# 2014 Dolores Triangle Archery



## bow hunter (Sep 11, 2007)

I have 9 points and have been putting in for the Book Cliffs the past few years, I know this unit well and have drawn it previously. I really think the unit has gone down hill the last 3-4 years. I don't want to hunt the Vernon, I'm contemplating putting in for the Dolores Triangle. I haver never stepped foot on the unit and have read how weather dependent the unit can be. 

Like all of us I'm looking for a good mature buck but also a new area and hunting experience. This years dates are Nov. 1-14. Looking for advice. Anybody archery hunted this in the past? Would it be a worthwhile hunt?

Thanks for any insight.


----------



## swbuckmaster (Sep 14, 2007)

Why would you want to hunt sloppy thirds and fourths with a lesser weapon?


----------



## Longgun (Sep 7, 2007)

bow hunter said:


> I have 9 points and have been putting in for the Book Cliffs the past few years, I know this unit well and have drawn it previously.

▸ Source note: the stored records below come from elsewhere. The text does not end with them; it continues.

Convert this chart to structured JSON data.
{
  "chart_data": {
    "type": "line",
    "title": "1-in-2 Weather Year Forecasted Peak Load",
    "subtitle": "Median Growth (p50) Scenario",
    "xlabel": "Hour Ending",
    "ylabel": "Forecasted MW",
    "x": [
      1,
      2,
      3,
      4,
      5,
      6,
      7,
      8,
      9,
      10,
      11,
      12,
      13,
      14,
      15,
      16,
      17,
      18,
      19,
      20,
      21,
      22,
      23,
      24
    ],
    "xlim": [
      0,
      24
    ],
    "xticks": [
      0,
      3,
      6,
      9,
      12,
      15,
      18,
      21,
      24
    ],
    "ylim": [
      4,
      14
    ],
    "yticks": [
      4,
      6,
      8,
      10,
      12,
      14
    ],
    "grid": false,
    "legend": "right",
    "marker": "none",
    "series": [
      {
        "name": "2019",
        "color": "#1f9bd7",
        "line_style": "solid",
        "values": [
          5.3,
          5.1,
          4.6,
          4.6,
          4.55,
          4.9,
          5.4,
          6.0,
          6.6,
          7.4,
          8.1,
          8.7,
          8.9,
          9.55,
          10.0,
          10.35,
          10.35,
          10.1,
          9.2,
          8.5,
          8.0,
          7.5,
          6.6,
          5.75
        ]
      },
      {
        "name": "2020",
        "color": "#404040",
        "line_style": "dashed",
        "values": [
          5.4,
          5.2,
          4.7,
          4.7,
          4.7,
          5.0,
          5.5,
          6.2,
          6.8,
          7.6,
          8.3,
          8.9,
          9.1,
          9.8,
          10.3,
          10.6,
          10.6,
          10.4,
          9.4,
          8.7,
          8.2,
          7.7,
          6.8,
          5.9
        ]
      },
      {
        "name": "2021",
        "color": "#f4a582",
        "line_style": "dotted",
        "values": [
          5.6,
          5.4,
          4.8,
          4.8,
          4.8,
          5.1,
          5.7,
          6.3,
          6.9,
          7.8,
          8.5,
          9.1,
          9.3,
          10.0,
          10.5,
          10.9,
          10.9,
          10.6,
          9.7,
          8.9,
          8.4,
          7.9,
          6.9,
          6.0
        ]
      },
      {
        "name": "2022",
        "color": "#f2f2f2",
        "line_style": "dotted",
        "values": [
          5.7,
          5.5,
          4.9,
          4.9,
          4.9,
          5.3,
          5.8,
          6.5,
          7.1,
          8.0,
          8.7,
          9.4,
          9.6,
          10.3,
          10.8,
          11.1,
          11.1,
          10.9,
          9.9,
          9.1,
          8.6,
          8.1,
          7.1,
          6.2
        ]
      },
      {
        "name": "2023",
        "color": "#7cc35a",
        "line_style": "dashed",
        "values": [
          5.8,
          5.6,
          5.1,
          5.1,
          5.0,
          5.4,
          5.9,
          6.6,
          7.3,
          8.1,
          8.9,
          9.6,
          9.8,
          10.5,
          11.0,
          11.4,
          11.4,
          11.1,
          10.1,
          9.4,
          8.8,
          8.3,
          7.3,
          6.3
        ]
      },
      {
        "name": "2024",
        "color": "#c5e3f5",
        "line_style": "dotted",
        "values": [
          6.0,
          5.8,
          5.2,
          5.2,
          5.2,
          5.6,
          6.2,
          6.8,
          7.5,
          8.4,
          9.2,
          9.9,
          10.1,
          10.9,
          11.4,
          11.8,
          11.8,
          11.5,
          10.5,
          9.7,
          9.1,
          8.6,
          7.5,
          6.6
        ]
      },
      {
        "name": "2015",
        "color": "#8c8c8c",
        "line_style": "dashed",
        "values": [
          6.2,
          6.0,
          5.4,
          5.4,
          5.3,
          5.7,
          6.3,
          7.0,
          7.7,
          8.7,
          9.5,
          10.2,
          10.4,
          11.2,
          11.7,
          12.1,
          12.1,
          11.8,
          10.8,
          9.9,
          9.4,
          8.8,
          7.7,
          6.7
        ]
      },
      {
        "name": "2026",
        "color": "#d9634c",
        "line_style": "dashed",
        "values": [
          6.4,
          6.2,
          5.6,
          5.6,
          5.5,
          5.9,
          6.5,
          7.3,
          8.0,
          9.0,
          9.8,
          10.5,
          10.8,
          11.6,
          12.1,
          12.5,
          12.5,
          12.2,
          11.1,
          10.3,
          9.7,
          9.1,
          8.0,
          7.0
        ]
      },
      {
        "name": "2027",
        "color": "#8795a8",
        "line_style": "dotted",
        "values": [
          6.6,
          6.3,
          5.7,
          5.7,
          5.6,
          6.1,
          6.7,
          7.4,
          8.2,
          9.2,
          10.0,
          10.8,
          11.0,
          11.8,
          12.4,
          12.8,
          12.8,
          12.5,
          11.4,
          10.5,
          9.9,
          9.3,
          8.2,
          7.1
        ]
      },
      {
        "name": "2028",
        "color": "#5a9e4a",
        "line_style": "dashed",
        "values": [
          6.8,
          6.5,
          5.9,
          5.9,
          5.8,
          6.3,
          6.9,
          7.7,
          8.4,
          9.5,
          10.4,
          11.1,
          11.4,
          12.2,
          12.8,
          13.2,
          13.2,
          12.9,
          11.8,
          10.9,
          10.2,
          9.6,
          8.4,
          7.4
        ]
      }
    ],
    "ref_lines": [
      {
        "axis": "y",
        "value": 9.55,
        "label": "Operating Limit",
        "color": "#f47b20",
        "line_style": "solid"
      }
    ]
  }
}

I really think the unit has gone down hill the last 3-4 years. I don't want to hunt the Vernon, I'm contemplating putting in for the Dolores Triangle. I haver never stepped foot on the unit and have read how weather dependent the unit can be.
> 
> Like all of us I'm looking for a good mature buck but also a new area and hunting experience. This years dates are Nov. 1-14. Looking for advice. Anybody archery hunted this in the past? Would it be a worthwhile hunt?
> 
> Thanks for any insight.


A good friend of mine drew this tag a few years ago. he went down on marginal weather conditions (blustery at best, w/next to zero snow in Colo) and didnt see a big mature buck in four days of hunting. Granted he's a BIG buck nut and his top standard may be well away/different than yours but, he wasnt at all impressed with his end result. He spoke of seeing a few "close" to being shooters... but never mentioned exactly what he was seeing. im guessing he was seeing bucks in the <24" range. Its a totally different story if you do happen to get GOOD NASTY COLD temps, and PILES of the white stuff in Colorado.

Good luck


----------



## Longgun (Sep 7, 2007)

swbuckmaster said:


> Why would you want to hunt sloppy thirds and fourths with a lesser weapon?


because fuzzy antlers look like hell!? ;-)


----------



## Critter (Mar 20, 2010)

The Deloris Triangle hunt used to be a fantastic hunt until the created the wilderness area out of the north part of the unit and blocked off vehicle access to the Colorado River across from Westwater. Now the only way into that area is a very long hike or across the river, but since the Triangle part of the river is now wilderness and no motorized boats or vehicles are allowed. 

So if I were to hunt that area again I would try to figure out a what to get back into that area, there are some great bucks in that area.


----------